Wheaton College is selling rocks in April. For departing geology professor, it's a test of time.
When you think of Wheaton College, here's what probably doesn't come to mind: the geology department's rock and mineral collection.
In the lower level of the Meyer Science Center -- the building most associated with displaying "Perry," the school's enormous mastodon skeleton -- geology professor Jeff Greenberg is the encyclopedic mind curating a surprising and huge assortment of geological specimens.
Greenberg talks about rocks the way musicians talk about Hendrix or Bowie. Which is to say, his heart is in this collection.
He doesn't need to consult records when he pulls gypsum from the shelf of a storage room and tells you its country of origin (Mexico) and the alumnus who donated it (Arthur Smith). Then he describes the crystal's transparency -- it could have been plucked from Superman's Fortress of Solitude -- with as much enthusiasm as a kid starting his own rock collection.
"I tell anybody, what do you know best? What's your hobby? What are the things you do? You get all nerdy about things, and for me, this is it," he says.
Greenberg already has spent months preparing for a sale of thousands of items from the collection on April 6 to free storage space and raise money for student scholarships and fieldwork.
For Greenberg, who officially retired last school year, it's his "swan song" from academia and the department he helped save from the brink of extinction in the mid-1980s.

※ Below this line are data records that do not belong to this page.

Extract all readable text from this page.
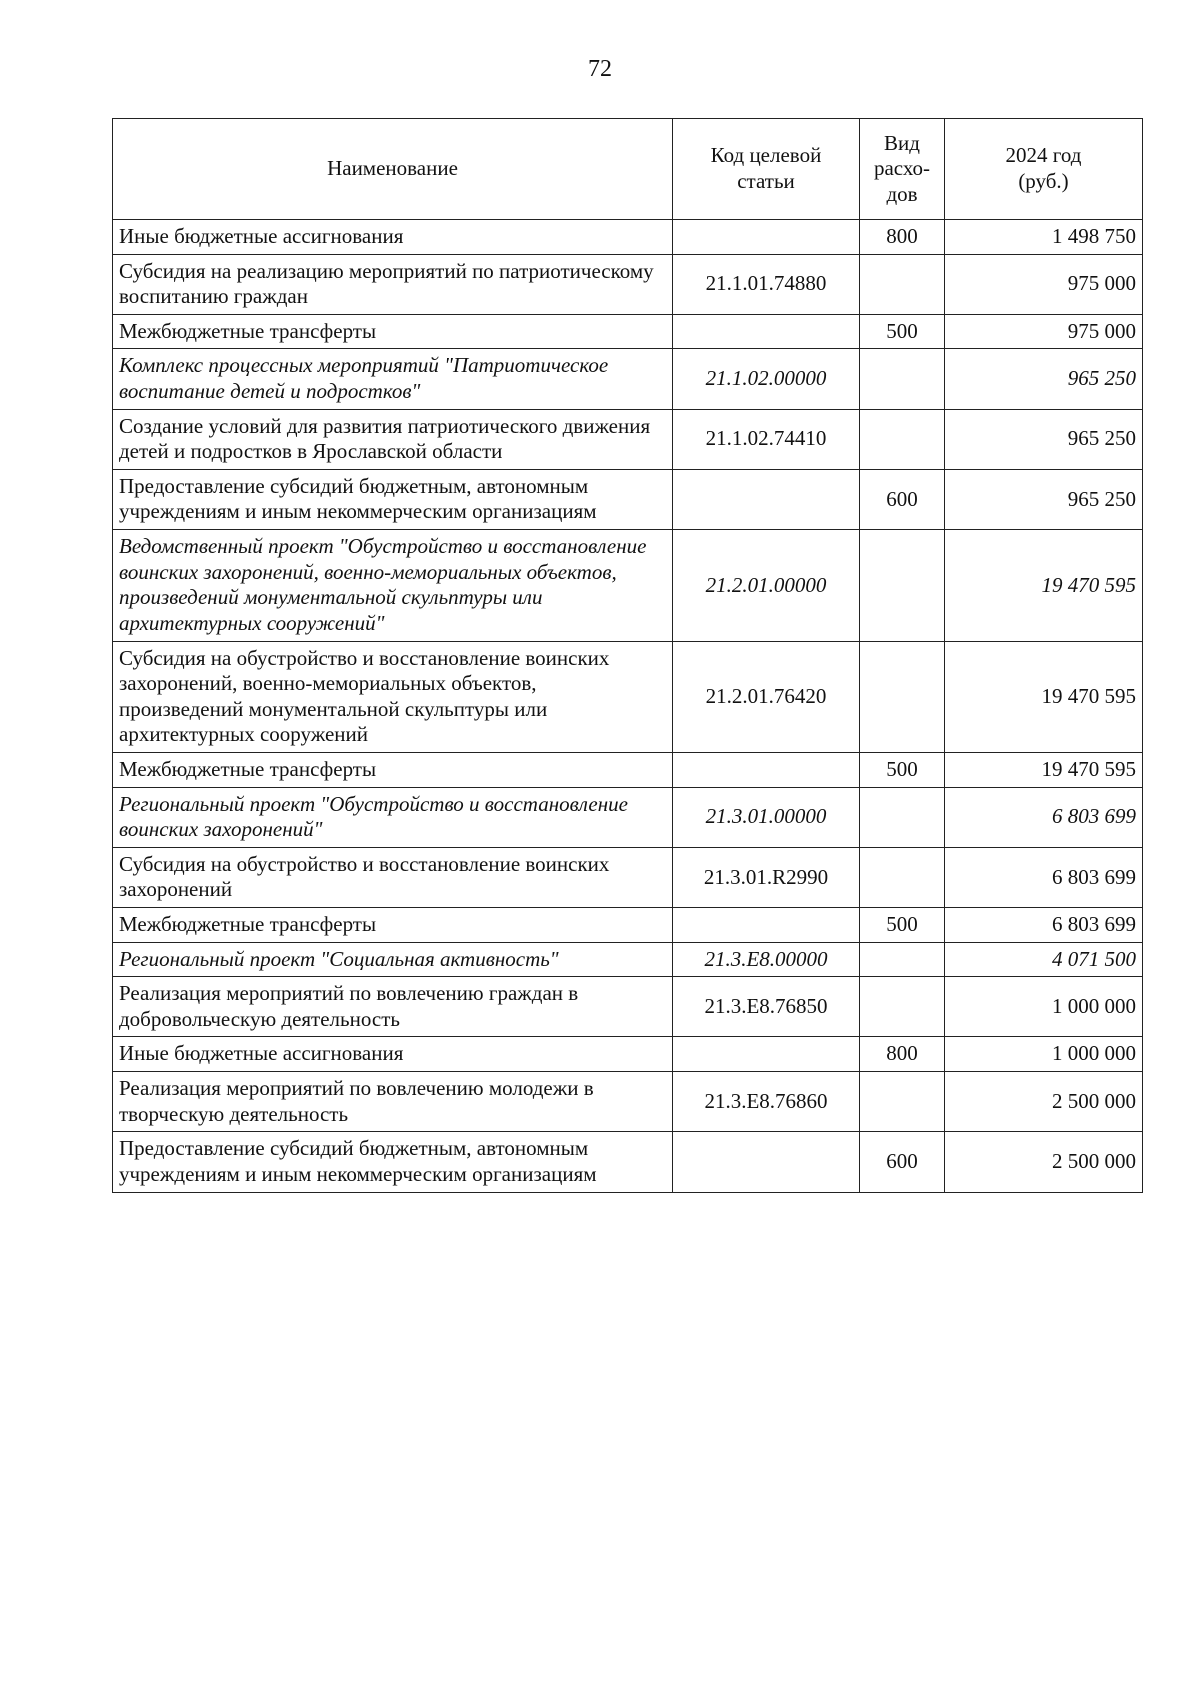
72
Наименование	Код целевой статьи	Вид расхо-дов	2024 год (руб.)
Иные бюджетные ассигнования		800	1 498 750
Субсидия на реализацию мероприятий по патриотическому воспитанию граждан	21.1.01.74880		975 000
Межбюджетные трансферты		500	975 000
Комплекс процессных мероприятий "Патриотическое воспитание детей и подростков"	21.1.02.00000		965 250
Создание условий для развития патриотического движения детей и подростков в Ярославской области	21.1.02.74410		965 250
Предоставление субсидий бюджетным, автономным учреждениям и иным некоммерческим организациям		600	965 250
Ведомственный проект "Обустройство и восстановление воинских захоронений, военно-мемориальных объектов, произведений монументальной скульптуры или архитектурных сооружений"	21.2.01.00000		19 470 595
Субсидия на обустройство и восстановление воинских захоронений, военно-мемориальных объектов, произведений монументальной скульптуры или архитектурных сооружений	21.2.01.76420		19 470 595
Межбюджетные трансферты		500	19 470 595
Региональный проект "Обустройство и восстановление воинских захоронений"	21.3.01.00000		6 803 699
Субсидия на обустройство и восстановление воинских захоронений	21.3.01.R2990		6 803 699
Межбюджетные трансферты		500	6 803 699
Региональный проект "Социальная активность"	21.3.E8.00000		4 071 500
Реализация мероприятий по вовлечению граждан в добровольческую деятельность	21.3.E8.76850		1 000 000
Иные бюджетные ассигнования		800	1 000 000
Реализация мероприятий по вовлечению молодежи в творческую деятельность	21.3.E8.76860		2 500 000
Предоставление субсидий бюджетным, автономным учреждениям и иным некоммерческим организациям		600	2 500 000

"Undergraduate geology is pretty rare at small schools, especially Christian schools, and we didn't get much support," he says of his early career at Wheaton. "But it's grown and done very, very well over the past 30 years, so my heart is here."
The sale, only the fourth in the history of the 84-year-old program, is even bigger than the last time the department held one a decade ago, when Greenberg and other organizers were more concerned about unloading inventory than making a profit before a move into the school's newly constructed science building.
That sale drew a crowd of about 1,000, and Greenberg expects to top that turnout when the department offers items at better prices than what most rock shops or internet sites charge. The cheapest will cost $1. The most expensive so far -- Greenberg is still cataloging items -- is a $2,500 pink variety of kunzite from Afghanistan.
The department doesn't publicize the value of its entire collection "simply because there could be theft," he says.
"We're going to be selling more stuff than just about any rock shop has inventory in the country," Greenberg says. "There's maybe two of them that are close to it."
Seeing the beauty of the collection will be as much a draw as the reasonable prices. Gem-quality emeralds will be sold for $25 each.
"Look at all the colors," Greenberg says in one of the storage rooms devoted to the collection. "Just incredible things."
An eclectic bunch of "very serious" collectors, dealers, teachers, students and hobbyists will be eager to get an up-close look at the collection. Members of a rock club in Arkansas told Greenberg they're driving 800 miles to the sale.
Opals from Australia and Mexico, blue copper silicate from Alabama and a ruby-zoisite that Greenberg collected himself from Tanzania are some of the samples amassed from across the globe.
"It would be hard to stump Jeff on just about any rock or mineral identification, having traveled all over the planet and taught the subject in the classroom, lab and field for over 30 years," department chairman Stephen Moshier said in an email. "He led our previous 'rock sales' that had something for everyone and raised money for student scholarships, research funds and purchase of special specimens for our collection."
Considered some of the rarest samples at the sale are artsmithite, a mineral named after Arthur Smith, the late Wheaton college alum and petroleum geologist who discovered it in Coon Creek, Arkansas. In 2012, the department received Smith's 30,000-piece collection, its largest donation ever.
"He worked for one of the oil companies down in the Gulf Coast ... and he's got one of the finest collections of sulfur minerals and salt domes anywhere in the world," Greenberg says. "And we're keeping three-quarters of it, but we have to sell some of it because we just don't have the room."
There's also a higher purpose to the sale for Greenberg, who joined the college faculty in 1986 after nine years as a state geologist in Wisconsin.
At that time, he had two students majoring in geology. There have been as many as 42 geology majors at the school, and now there's about half that, mirroring a national trend.
"We're doing something that we look at as a mission or a ministry by distributing these things more widely to people ... and for the educational aspect of this, particularly with younger people, who these days are being turned off to science in so many ways."
Greenberg also uses the sale -- he doubts it will happen again -- to promote the work of a department that has had students volunteering in Eastern Europe on water sanitation projects and produced notable alums such as Dawn Wright, a 2016 fellow of the Geological Society of America.
"If I don't get it done, it may never get done, because this is the kind of thing you have to have a heart for," he says.